The woman whose headless body was discovered on Valentine’s Day has been identified.

French police have revealed the identity of a woman whose dismembered body was found in Buttes-Chaumont Park in Paris on Valentine’s Day. The woman was identified as Assia Matoug, a 46-year-old married mother of three who disappeared from her home in Seine-Saint-Denis, a northeastern district of the city, on January 31. Her lower torso was discovered in a plastic bag on February 13 by park staff, and the next day, more remains, including a decapitated head, were found at the end of a disused railway line.

Using the victim’s fingerprints, authorities in the French capital learned that Matoug was likely killed before she was dismembered. Police added that she was still clothed in floral-patterned jeans when the horrific incident took place. “Obviously, the body was cut dressed,” a source said. “The corpse was not in a state of putrefaction, which seems to attest to a recent death.”

Parts of Matoug’s body were found in a wooded area of the 61-acre park, which is popular with families and joggers. Some of the remains had been stashed in plastic bags. “The first bag was found in an area used by park workers to dump waste. It was hidden under a pile of leaves, and inside was a section of body cut from below the chest to the knees,” the source added.

Matoug’s husband, Youcef Matoug, reported her missing on February 6, a week after she initially vanished. He was said to be “in a state of great distress” and was juggling his grief with looking after the couple’s three children, aged eight, 14, and 17. “He was in a state of shock and said he had been too overcome with grief to speak to police earlier,” said an investigating source.

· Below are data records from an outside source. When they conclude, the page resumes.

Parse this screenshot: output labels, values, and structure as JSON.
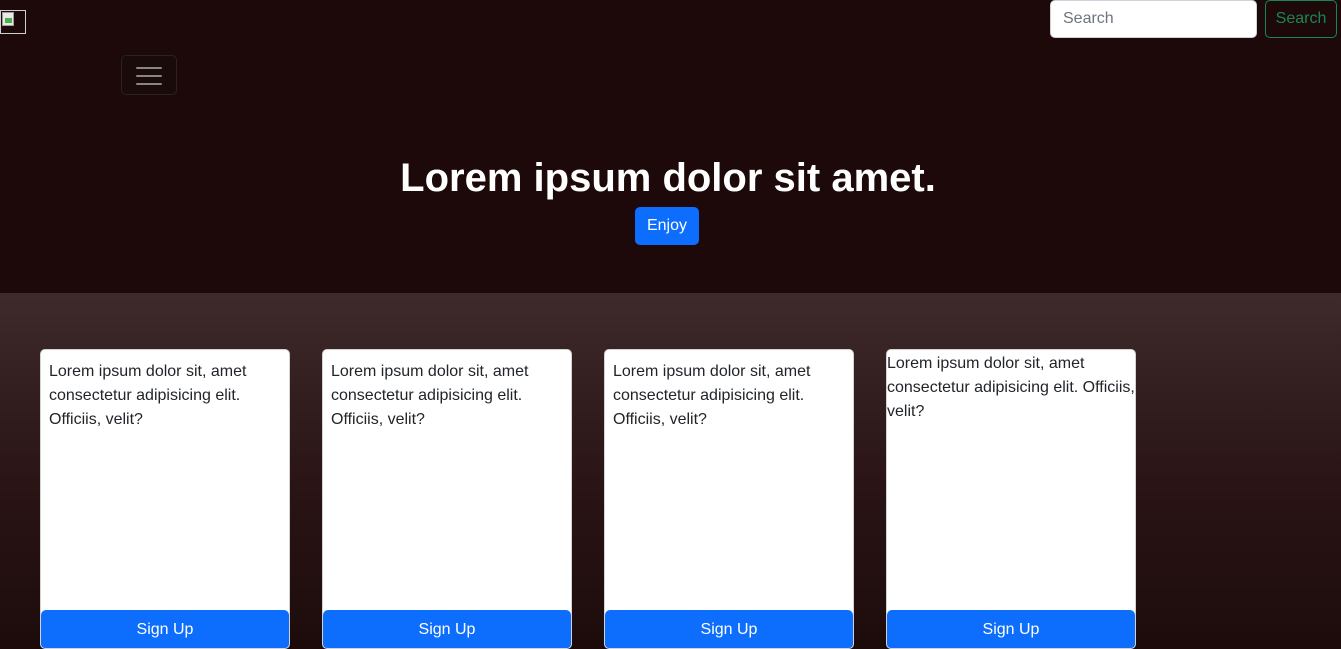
{
  "header": {
    "search": {
      "placeholder": "Search",
      "value": ""
    },
    "search_button_label": "Search",
    "menu_icon": "hamburger-menu-icon"
  },
  "hero": {
    "title": "Lorem ipsum dolor sit amet.",
    "button_label": "Enjoy"
  },
  "cards": [
    {
      "text": "Lorem ipsum dolor sit, amet consectetur adipisicing elit. Officiis, velit?",
      "button_label": "Sign Up"
    },
    {
      "text": "Lorem ipsum dolor sit, amet consectetur adipisicing elit. Officiis, velit?",
      "button_label": "Sign Up"
    },
    {
      "text": "Lorem ipsum dolor sit, amet consectetur adipisicing elit. Officiis, velit?",
      "button_label": "Sign Up"
    },
    {
      "text": "Lorem ipsum dolor sit, amet consectetur adipisicing elit. Officiis, velit?",
      "button_label": "Sign Up"
    }
  ],
  "colors": {
    "hero_background": "#1d0909",
    "primary": "#0d6efd",
    "success": "#198754"
  }
}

Police have opened a murder inquiry, and a major search operation was launched on February 14, which saw the park temporarily cordoned off. A diving team has also been called in to search the park’s lake following the discovery. No suspects have been identified so far. Buttes-Chaumont Park, which opened in 1867, is the fifth-largest park in the French capital and is a popular spot with families and tourists. The green space is home to a number of popular attractions, including the famous Temple de la Sibylle, which sits on top of the artificial lake.